Uma distorção atualizada do socialismo é a visão predominante dentro da esquerda americana, tal como a exemplicada pelo congressista de Berkeley Ron Dellims, o escritor “socialista” Michael Harrington, e o Citzens Party. Ele vêem o socialismo como a propriedade de cada empresa por uma cooperativa de trabalhadores , a divisão das grandes empresas e o apoio às pequenas, a nacionalização de alguns setores, e a coordenação de toda essa salada pelos planejadores estatais. Em outras palavras, eles propõem tratar tanto dos problemas do mercado “livre” (competição encarniçada) como da ineficiência do controle estatal combinando os aspectos desejados de ambos.

 Mas o controle e/ou propriedade de uma empresa pelos trabalhadores não reduz as pressões de mercado que todas as companhias encaram – vencer as rivais ou falir. Trabalhadores numa cooperativa com frequência recorrem a intensificação de seu próprio trabalho, ao corte de seus próprios salários, e até mesmo despedem a si mesmos, para que a empresa possa sobreviver. E forçar as empresas a se tornarem e/ou serem pequenas pouco ajuda na sua competitividade. Enquanto isso, os planejadores estatais teriam enormes dificuldades para reconciliar sua necessidade de centralizar a tomada de decisões com o padrão descentralizado de propriedade cooperativa. Além disso, qualquer esforço de economia planejada rapidamente descobriria que os EUA são uma mera parte do mecanismo do mercado mundial, e, fora de suas fronteiras, outros planos estão em andamento. Infelizmente, esta gororoba é o que os media apresenta como “socialismo”.
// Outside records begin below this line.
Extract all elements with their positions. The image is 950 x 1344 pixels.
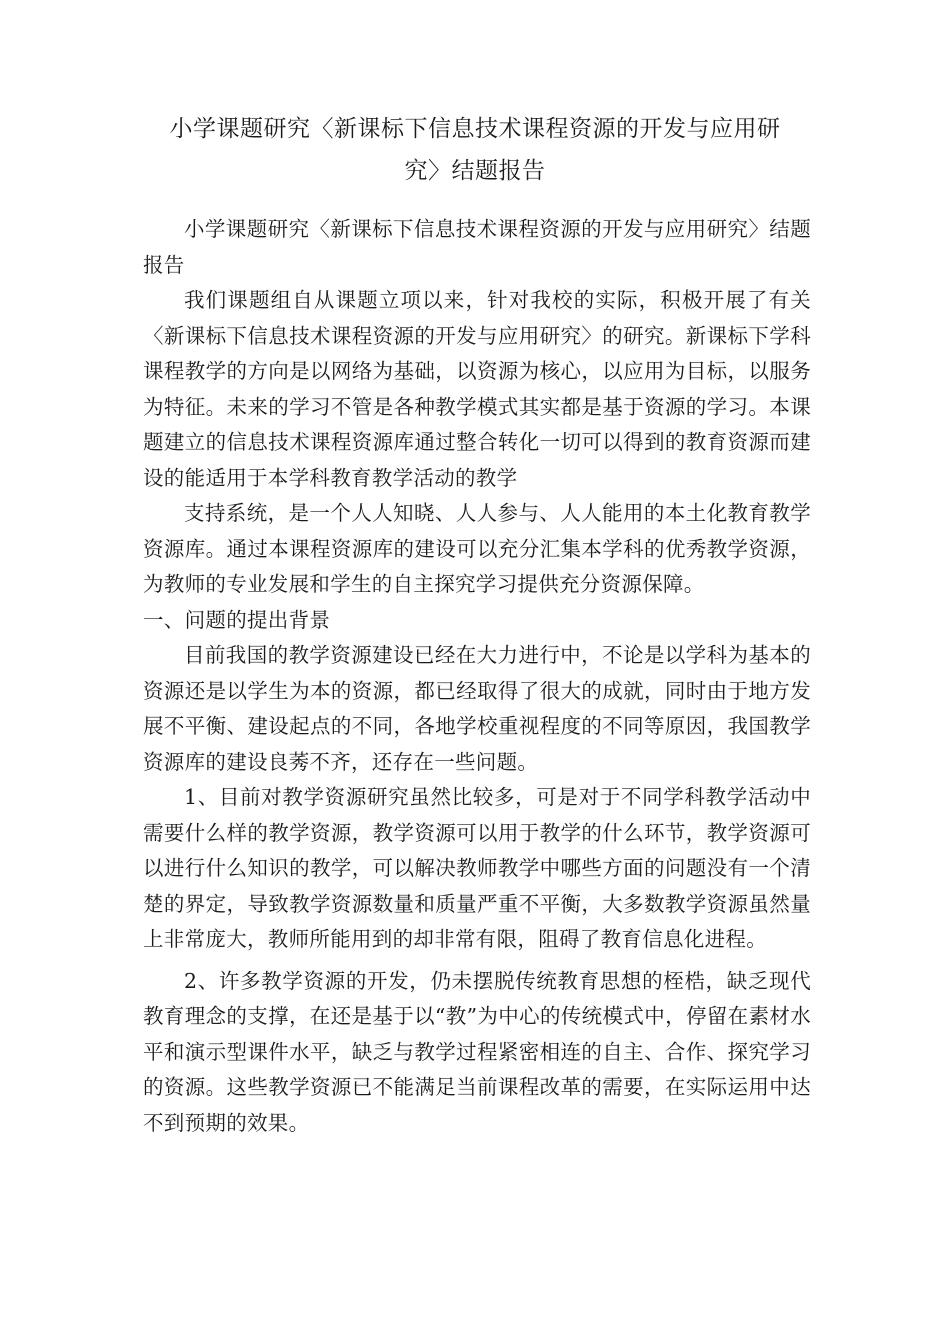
- document-body: [143, 212, 811, 1141]
- background-paragraph: 目前我国的教学资源建设已经在大力进行中，不论是以学科为基本的资源还是以学生为本的资源，都已经取得了很大的成就，同时由于地方发展不平衡、建设起点的不同，各地学校重视程度的不同等原因，我国教学资源库的建设良莠不齐，还存在一些问题。: [143, 643, 811, 774]
- document-title: [150, 108, 800, 192]
- intro-paragraph-continued: 支持系统，是一个人人知晓、人人参与、人人能用的本土化教育教学资源库。通过本课程资源库的建设可以充分汇集本学科的优秀教学资源，为教师的专业发展和学生的自主探究学习提供充分资源保障。: [143, 501, 811, 596]
- title-line-1: 小学课题研究〈新课标下信息技术课程资源的开发与应用研: [169, 116, 781, 142]
- title-line-2: 究〉结题报告: [404, 158, 546, 184]
- intro-paragraph: 我们课题组自从课题立项以来，针对我校的实际，积极开展了有关〈新课标下信息技术课程资源的开发与应用研究〉的研究。新课标下学科课程教学的方向是以网络为基础，以资源为核心，以应用为目标，以服务为特征。未来的学习不管是各种教学模式其实都是基于资源的学习。本课题建立的信息技术课程资源库通过整合转化一切可以得到的教育资源而建设的能适用于本学科教育教学活动的教学: [143, 288, 811, 490]
- problem-paragraph-2: 2、许多教学资源的开发，仍未摆脱传统教育思想的桎梏，缺乏现代教育理念的支撑，在还是基于以“教”为中心的传统模式中，停留在素材水平和演示型课件水平，缺乏与教学过程紧密相连的自主、合作、探究学习的资源。这些教学资源已不能满足当前课程改革的需要，在实际运用中达不到预期的效果。: [143, 968, 811, 1135]
- problem-paragraph-1: 1、目前对教学资源研究虽然比较多，可是对于不同学科教学活动中需要什么样的教学资源，教学资源可以用于教学的什么环节，教学资源可以进行什么知识的教学，可以解决教师教学中哪些方面的问题没有一个清楚的界定，导致教学资源数量和质量严重不平衡，大多数教学资源虽然量上非常庞大，教师所能用到的却非常有限，阻碍了教育信息化进程。: [143, 785, 811, 951]
- section-heading-background: 一、问题的提出背景: [143, 607, 331, 632]
- subtitle-paragraph: 小学课题研究〈新课标下信息技术课程资源的开发与应用研究〉结题报告: [143, 217, 811, 277]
Não surpreende que o significado das palavras seja distorcido. O verdadeiro significado de socialismo foi articulado em palavra e prática ao longo do último século. O movimento anarquista, um elemento do movimento socialista original, está experimentando hoje uma reemergência global. Ele constestou de forma consistente a legitimidade do poder estatal e das estruturas sociais autoritárias. Socialistas tais como Rosa Luxemburgo, Anton Pannekoek, Sylvia Pankhurst, Paul Mattick e Guy Debord mantiveram vivo o conteito de socialismo como abolição da escravidão do salário e como estabelecimento de uma comunidade mundial.  Várias vezes na história, surgiram movimentos que desafiaram a própria essência das relações sociais existentes. Durante até um ano, trabalhadores estabeleceram o controle social dos recursos produtivos em lugares como Espanha, Rússia, Polônia, Itália, Alemanha, Brasil, China, Canadá e mesmo os EUA (a greve geral de Seattle de 1919). E em muitas outras vezes, a população contestou o controle social. E hoje, com uma nova depressão mundial, vemos uma nova onda de rebelião.

Como Rosa Luxemburgo mostrou, o próprio capitalismo é um “estágio transitório” entre todas as formas prévias de sociedade e o começo do que Marx chamou “história realmente humana” – a história dos indivíduos humanos livremente associados, infinitamente ricos em sua diversidade e suprimindo todas as divisões em classes e nações.

A maioria das pessoas que se consideram de esquerda desprezam a possibilidade de uma transformação anti-capitalista anti-autoritária. Isto se deve a uma mistura de falta de compreensão do capitalismo, cinismo sobre a natureza humana e um desejo por poder. Afinal, muitos “ativistas” são formandos de faculdade que apenas transferiram suas ambições de carreira para outros campos.

Uma insurreição social nunca será televisionada nem dirigida. Muito provavelmente, os líderes vão tentar correr para alcançar as “massas ignorantes”. Os líderes foram deixados para trás quando os trabalhadores russos estabeleceram conselhos operários em 1905 e comitês de fábrica em 1917; foram deixados para trás quando os estudantes franceses e os trabalhadores fizeram uma greve geral e a ocupação de campus universitários e fábricas em maio de 1968; e quando jovens proletários negros, brancos e asiáticos expulsaram a polícia de seus bairros e redistribuiram bens na Inglatera em 1981. Quando os vários movimentos autônomos pelo mundo começam a cooperar, eles começam a clarificar sua compreensão do passado e suas visões do futuro. Quando eles afirmarem seus desejos coletivos, este será o dia em que o capitalismo acabará e o socialismo se realizará.